I’ve had this idea for quite some time about a TV show that deals with lost letters, letters delivered years after their initial posting and the effects of those now delivered letters would have on the recipients. Can you imagine opening up your letter box and seeing a letter from a former girlfriend or boyfriend 30 years later? How about a hand- written will, 43 years ago, from your grandfather that alters significantly the provisions of his inheritance? The possibilities are endless and the story lines incalculable, it might even be watched by a few, just remember where you heard the idea first if it ever gets to production.
The US postal service actually does a pretty good job considering the amount of mail it delivers. It is estimated that only about 10% is actually lost or misplaced leaving a whopping 90% delivered each and every day. EXFC “External First-Class Measurement System," USPS reported an EXFC score of 90% nationwide last year.
Each year approximately 175,677,241,000 (that’s billions) pieces of mail is delivered each year, that’s a lot of mail to keep track of and to get to the right person at the right time but even with that number the total pieces lost per year can be as high as 1,000,000,000, again that’s a billion, pieces that get lost, misplaced, destroyed or just simply disappear.
If you’re wondering if it’s just the fault of the US postal system, In Great Britain at least 280,000 letters are lost or delayed every week, 0.07% of the 21 billion letters a year handled by the Royal Mail could be lost or misplaced.

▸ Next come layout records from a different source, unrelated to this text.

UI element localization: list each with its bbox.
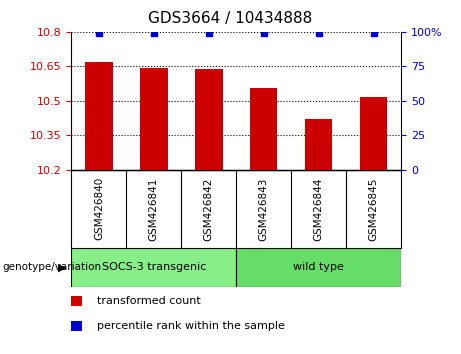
- Point: [260, 30, 267, 36]
- Bar: [360, 97, 387, 170]
- Bar: [305, 119, 332, 170]
- Bar: [85, 62, 112, 170]
- Text: GSM426842: GSM426842: [204, 177, 214, 241]
- Text: GSM426843: GSM426843: [259, 177, 269, 241]
- Text: GSM426841: GSM426841: [149, 177, 159, 241]
- Point: [150, 30, 158, 36]
- Text: GDS3664 / 10434888: GDS3664 / 10434888: [148, 11, 313, 25]
- Bar: [140, 68, 168, 170]
- Text: transformed count: transformed count: [97, 296, 201, 306]
- Bar: [195, 69, 223, 170]
- Bar: [250, 87, 278, 170]
- Text: GSM426844: GSM426844: [313, 177, 324, 241]
- Text: GSM426845: GSM426845: [369, 177, 378, 241]
- Bar: [236, 248, 401, 287]
- Point: [205, 30, 213, 36]
- Point: [370, 30, 377, 36]
- Point: [315, 30, 322, 36]
- Text: GSM426840: GSM426840: [94, 177, 104, 240]
- Text: SOCS-3 transgenic: SOCS-3 transgenic: [102, 262, 206, 272]
- Text: wild type: wild type: [293, 262, 344, 272]
- Text: ▶: ▶: [59, 262, 67, 272]
- Text: percentile rank within the sample: percentile rank within the sample: [97, 321, 285, 331]
- Text: genotype/variation: genotype/variation: [2, 262, 101, 272]
- Point: [95, 30, 103, 36]
- Bar: [71, 248, 236, 287]
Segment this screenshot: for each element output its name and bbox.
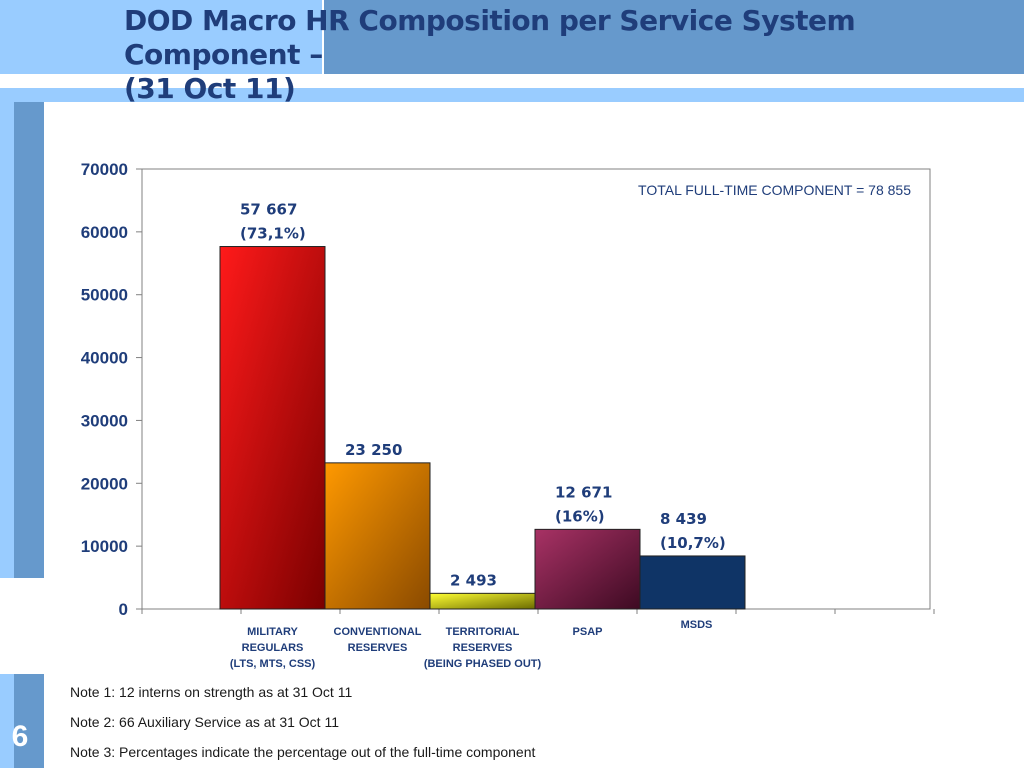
y-tick-label: 10000 [81,537,128,556]
category-label: (BEING PHASED OUT) [424,658,542,670]
note-1: Note 1: 12 interns on strength as at 31 … [70,684,353,700]
title-line-1: DOD Macro HR Composition per Service Sys… [124,4,856,71]
y-tick-label: 60000 [81,223,128,242]
data-label: 23 250 [345,441,402,459]
data-label: (73,1%) [240,225,306,243]
bar-chart: 0 10000 20000 30000 40000 50000 60000 70000 57 6… [81,160,935,670]
category-label: REGULARS [242,642,304,654]
header-band [0,88,1024,102]
category-label: MILITARY [247,626,298,638]
title-line-2: (31 Oct 11) [124,72,296,105]
y-tick-label: 0 [119,600,128,619]
bar-3 [534,528,641,610]
chart-annotation: TOTAL FULL-TIME COMPONENT = 78 855 [638,182,911,198]
y-tick-label: 70000 [81,160,128,179]
data-label: (10,7%) [660,534,726,552]
y-tick-label: 40000 [81,349,128,368]
note-3: Note 3: Percentages indicate the percent… [70,744,536,760]
y-tick-label: 20000 [81,474,128,493]
bar-1 [324,462,431,610]
category-label: RESERVES [348,642,408,654]
y-tick-label: 30000 [81,411,128,430]
y-tick-label: 50000 [81,286,128,305]
page-title: DOD Macro HR Composition per Service Sys… [124,4,1014,106]
side-bar-accent [0,102,14,578]
notes: Note 1: 12 interns on strength as at 31 … [70,682,535,772]
header-left-panel [0,0,322,74]
category-label: PSAP [573,626,603,638]
category-label: TERRITORIAL [446,626,520,638]
category-label: CONVENTIONAL [334,626,422,638]
data-label: 2 493 [450,571,497,589]
slide-number: 6 [11,720,29,753]
data-label: 8 439 [660,510,707,528]
category-label: RESERVES [453,642,513,654]
data-label: 57 667 [240,201,297,219]
data-label: 12 671 [555,483,612,501]
category-label: (LTS, MTS, CSS) [230,658,316,670]
data-label: (16%) [555,507,605,525]
bar-0 [219,246,326,610]
header-right-panel [324,0,1024,74]
bar-2 [429,592,536,610]
category-label: MSDS [681,619,713,631]
bar-4 [639,555,746,610]
slide-number-box [0,674,44,768]
note-2: Note 2: 66 Auxiliary Service as at 31 Oc… [70,714,339,730]
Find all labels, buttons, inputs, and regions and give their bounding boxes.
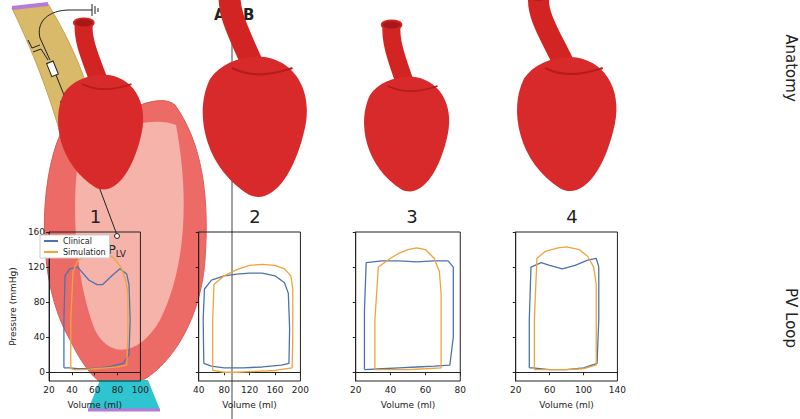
svg-text:140: 140 (609, 385, 626, 395)
svg-text:Clinical: Clinical (63, 237, 92, 246)
svg-text:80: 80 (218, 385, 230, 395)
svg-text:120: 120 (241, 385, 258, 395)
svg-text:Anatomy: Anatomy (782, 34, 800, 102)
svg-text:200: 200 (292, 385, 309, 395)
svg-text:PV Loop: PV Loop (782, 288, 800, 348)
svg-text:3: 3 (406, 206, 417, 227)
svg-text:60: 60 (544, 385, 556, 395)
svg-text:100: 100 (575, 385, 592, 395)
svg-text:20: 20 (43, 385, 55, 395)
svg-text:40: 40 (34, 332, 46, 342)
svg-text:Volume (ml): Volume (ml) (67, 400, 122, 410)
svg-text:20: 20 (510, 385, 522, 395)
svg-text:60: 60 (89, 385, 101, 395)
svg-text:80: 80 (455, 385, 467, 395)
svg-text:4: 4 (566, 206, 577, 227)
svg-text:60: 60 (420, 385, 432, 395)
svg-text:80: 80 (112, 385, 124, 395)
svg-text:80: 80 (34, 297, 46, 307)
svg-text:160: 160 (27, 227, 46, 237)
svg-text:PLV: PLV (108, 242, 126, 259)
svg-text:Pressure (mmHg): Pressure (mmHg) (8, 267, 18, 345)
svg-text:Simulation: Simulation (63, 248, 106, 257)
svg-text:0: 0 (39, 367, 45, 377)
svg-text:40: 40 (66, 385, 78, 395)
svg-text:2: 2 (249, 206, 260, 227)
svg-text:Volume (ml): Volume (ml) (539, 400, 594, 410)
svg-text:40: 40 (193, 385, 205, 395)
svg-text:B: B (243, 6, 255, 24)
svg-text:20: 20 (350, 385, 362, 395)
svg-text:1: 1 (90, 206, 101, 227)
svg-text:40: 40 (385, 385, 397, 395)
svg-text:120: 120 (28, 262, 45, 272)
svg-text:160: 160 (266, 385, 283, 395)
svg-text:Volume (ml): Volume (ml) (222, 400, 277, 410)
svg-text:100: 100 (132, 385, 149, 395)
svg-text:Volume (ml): Volume (ml) (381, 400, 436, 410)
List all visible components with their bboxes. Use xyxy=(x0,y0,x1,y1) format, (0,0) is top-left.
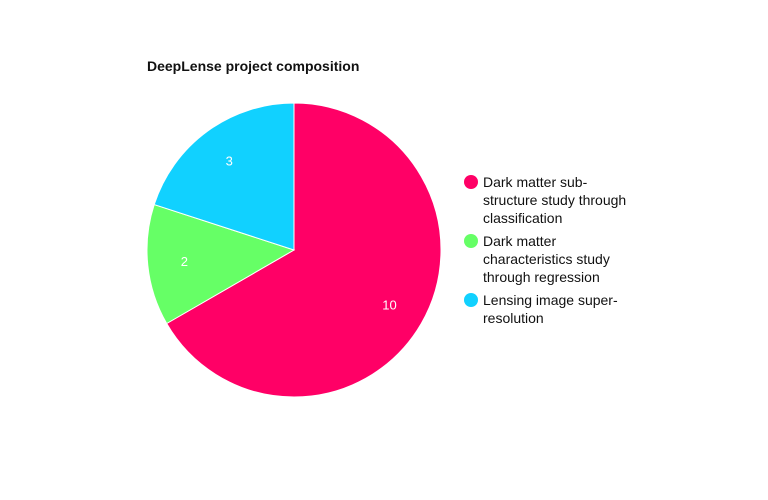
slice-value-label-classification: 10 xyxy=(382,298,396,313)
pie-slice-regression[interactable] xyxy=(146,203,296,325)
legend-item-classification[interactable]: Dark matter sub-structure study through … xyxy=(464,173,634,227)
legend-swatch-classification xyxy=(464,175,478,189)
legend: Dark matter sub-structure study through … xyxy=(464,173,634,332)
legend-item-regression[interactable]: Dark matter characteristics study throug… xyxy=(464,232,634,286)
pie-slice-super-resolution[interactable] xyxy=(153,102,295,251)
legend-label-regression: Dark matter characteristics study throug… xyxy=(483,233,610,285)
slice-value-label-regression: 2 xyxy=(181,254,188,269)
pie-slice-classification[interactable] xyxy=(166,102,442,398)
legend-item-super-resolution[interactable]: Lensing image super-resolution xyxy=(464,291,634,327)
chart-title: DeepLense project composition xyxy=(147,58,360,74)
slice-value-label-super-resolution: 3 xyxy=(226,153,233,168)
legend-swatch-super-resolution xyxy=(464,293,478,307)
legend-label-super-resolution: Lensing image super-resolution xyxy=(483,292,618,326)
legend-label-classification: Dark matter sub-structure study through … xyxy=(483,174,627,226)
legend-swatch-regression xyxy=(464,234,478,248)
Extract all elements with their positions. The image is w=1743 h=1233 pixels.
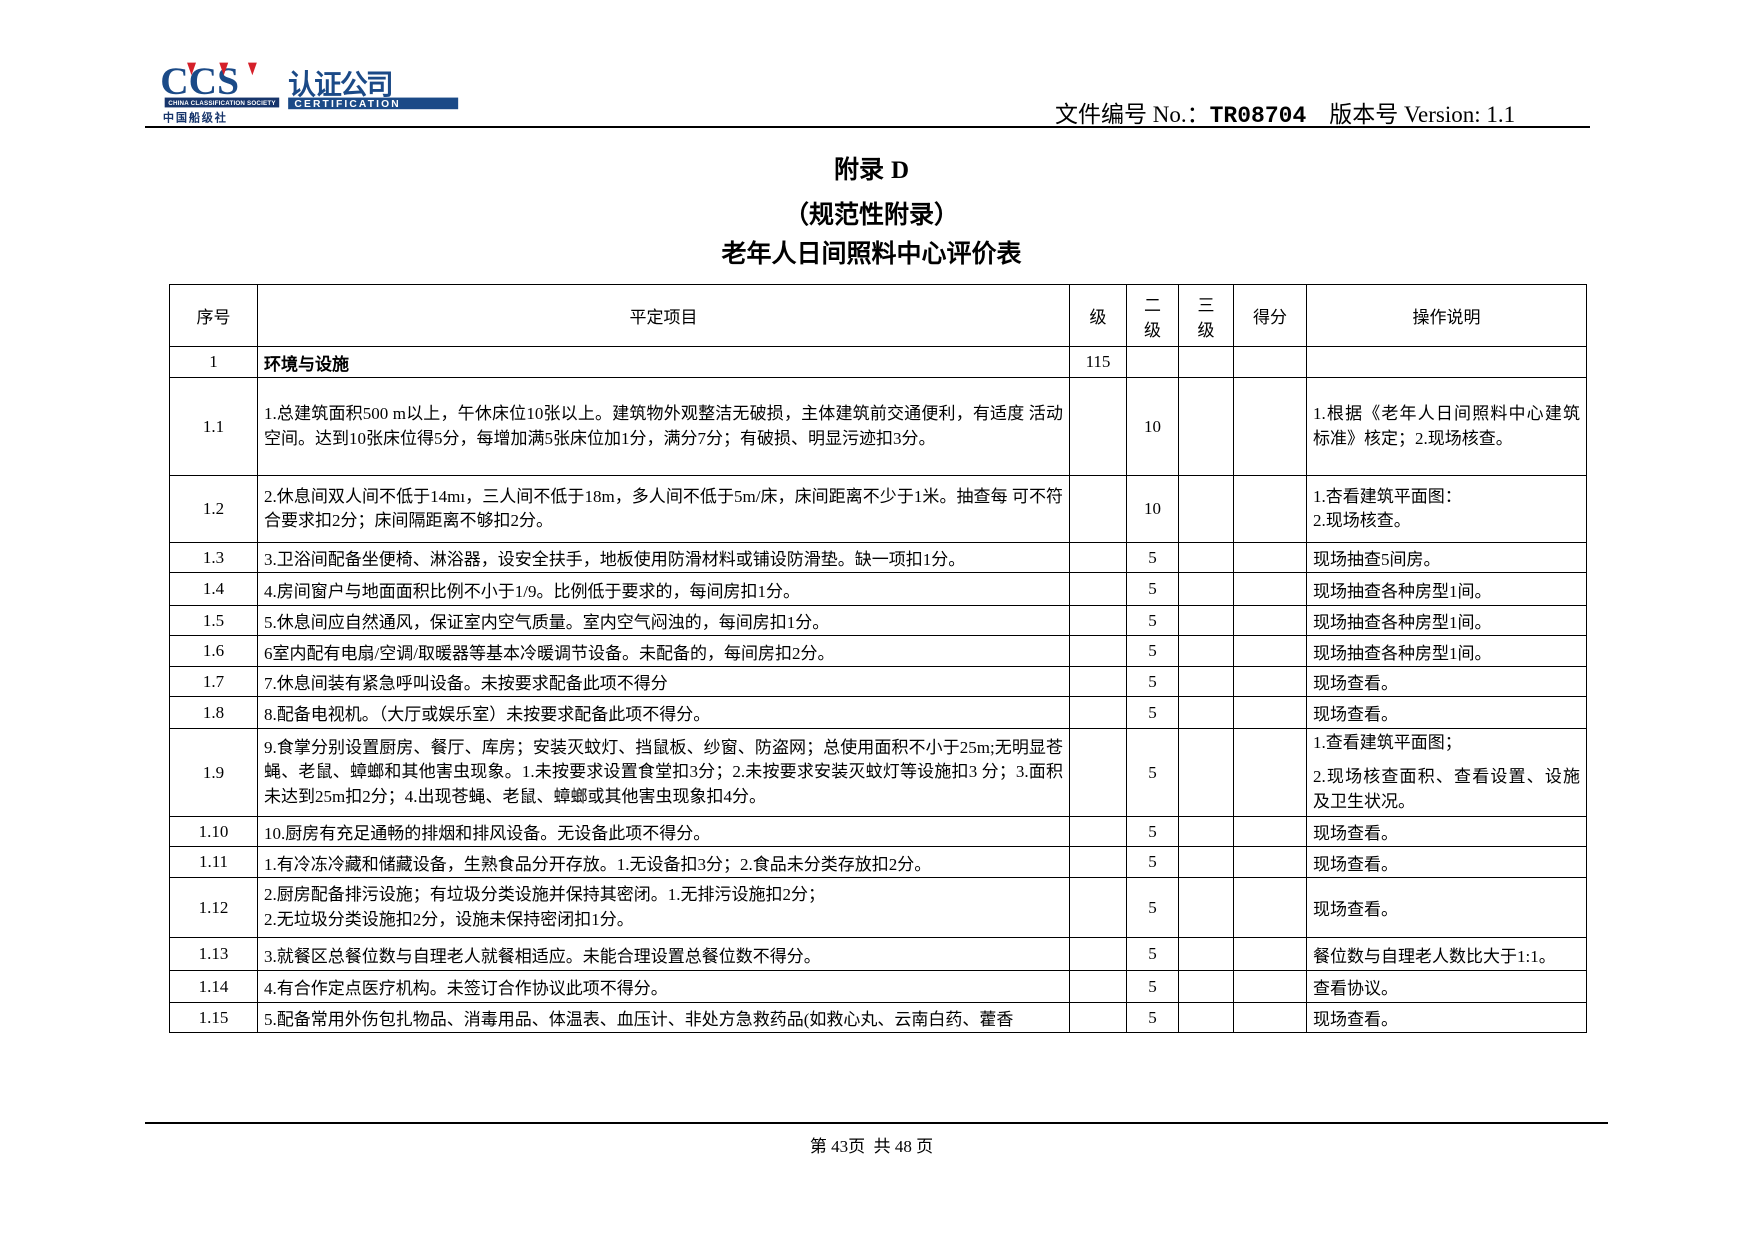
svg-text:CHINA CLASSIFICATION SOCIETY: CHINA CLASSIFICATION SOCIETY	[168, 100, 276, 107]
svg-text:认证公司: 认证公司	[288, 69, 392, 100]
svg-text:CCS: CCS	[160, 60, 239, 103]
svg-text:CERTIFICATION: CERTIFICATION	[294, 99, 400, 110]
svg-text:中国船级社: 中国船级社	[163, 111, 228, 125]
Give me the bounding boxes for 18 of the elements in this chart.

The percent of mail lost has fluctuated somewhat over the years but it’s always been between 6 and 10% and if you factor in the number of years the postal service has been in operation, July 26, 1775 you can only speculate how many billions of lost letters and packages there are hiding in some obscure where house, or an old forgotten drawer in some forgotten building of a once used postal office, bags of mail lost with other stored equipment or even an entire building dedicated to those lost letters.
My TV idea would create a discovered warehouse filled with old bags, boxes and crates that had been routed there by some unexplainable glitch in the delivery system with letters and packages dating back to over 150 years. The postal inspectors would decide to do their best to deliver what they could and each week three to four pieces of mail would be researched and hand delivered to the surviving parties with the back story of how those letters were created, and the effects on living recipients when the contents were finally revealed.
With over a billion letters lost you can imagine the lost words that go unsaid, the lost apologies, or good wishes, the words of wisdom from a grandfather to a grandson or a mother to her struggling daughter or the legal documents that might have a profound effect on current conditions within a business or agreement.
Every year there are a few sensational stories of letters being found and delivered. Just the other day there was a story of a 30 year love letter never finding its way. There are hand written letters 80 years old that eventually get delivered but the majority of those lost letters remain lost, billions of pieces of mail that may never find their way home leaving one to seriously wonder if there is a building, a warehouse, maybe a huge facility like the one in the first Indiana Jones movie or warehouse 13 TV show that depicts acres and acres of stored and forgotten boxes and crates, known only to a few select secret workers that have clandestine motives to stay the hand of delivery and forsake the age old motto of the Persians under Cyrus: Neither snow nor rain nor heat nor gloom of night stays these couriers from the swift completion of their appointed rounds. (see the history of the Persian offensive on the Greeks)
So next time you think the post office lost your letter or you need an excuse why your payment wasn’t received, you really can blame it on the post office, yours will be just one of the billion or so that get lost, so take heart that excuse still works.